Tag Archives: Hungarian Orthodox

Why Did Viktor Orban Block the EU’s Sanctions against Patriarch Kirill of Moscow?

by Daniela Kalkandjieva | български | ქართული | ελληνικά | Română | Русский | Српски

Hungarian flag on parliament building in Budapest
Image: iStock.com/MarinaLitvinova

On June 3, the European Union reached an agreement on the sixth package of sanctions against Russia after difficult talks with Hungary. To avoid its veto, the other member states had to remove the name of the Moscow patriarch from the EU’s blacklist. Why does the prime minister of a non-Orthodox state so fervently support to head of the Russian Orthodox Church, the main ally of Putin in the war against Ukraine?

Some observers search for the answer in the conservative mindsets of Viktor Orban and Patriarch Kirill, who endorse traditional values. The present partnership between the Hungarian state and the Moscow Patriarchate, however, also has historical roots. A lesser known page of their history is the Kremlin’s project for establishing an autocephalous Hungarian Orthodox Church after the Second World War.[1] The initial idea of a unified Hungarian Orthodox Church belongs to Horthy’s regime. As an ally of Nazi Germany, it established control over areas with a significant Orthodox population and considered that a unified church institution would facilitate its administration.
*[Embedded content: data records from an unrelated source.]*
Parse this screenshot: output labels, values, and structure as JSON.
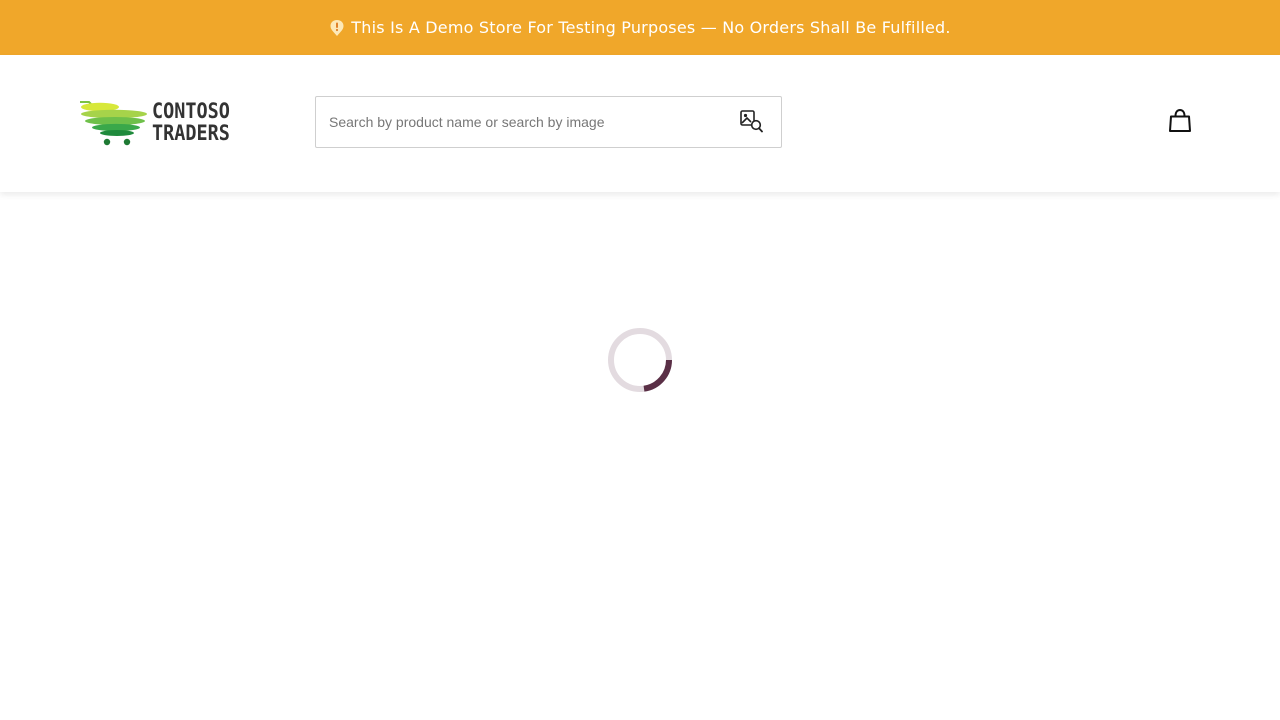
{
  "banner": {
    "text": "This Is A Demo Store For Testing Purposes — No Orders Shall Be Fulfilled.",
    "background": "#f0a72a",
    "icon": "alert-pin-icon"
  },
  "logo": {
    "line1": "CONTOSO",
    "line2": "TRADERS"
  },
  "search": {
    "placeholder": "Search by product name or search by image",
    "value": "",
    "image_search_icon": "image-search-icon"
  },
  "cart": {
    "icon": "shopping-bag-icon"
  },
  "loader": {
    "icon": "loading-spinner-icon",
    "track_color": "#e3dbe0",
    "arc_color": "#5a2f46"
  }
}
Despite the political change after the fall of Nazi Germany, the postwar Hungarian state did not give up the idea of a local Orthodox Church. The major obstacle to this plan was the specific composition of the Orthodox minority in Hungary. Only a small number of its members were ethnic Hungarians. Meanwhile, the majority of the Orthodox believers had settled in the country as refugees from the Ottoman Empire and Bolshevik Russia. As a result, the Orthodox minority consisted of different ethnic groups belonging to five different jurisdictions: the Ecumenical Patriarchate of Constantinople, the Serbian Patriarchate, the Romanian Patriarchate, the Bulgarian Exarchate, and the Russian Orthodox Church Abroad. When the Red Army occupied Hungary, however, the last one was not able to administrate its parishes because it was treated as Hitler’s ally by the Soviets.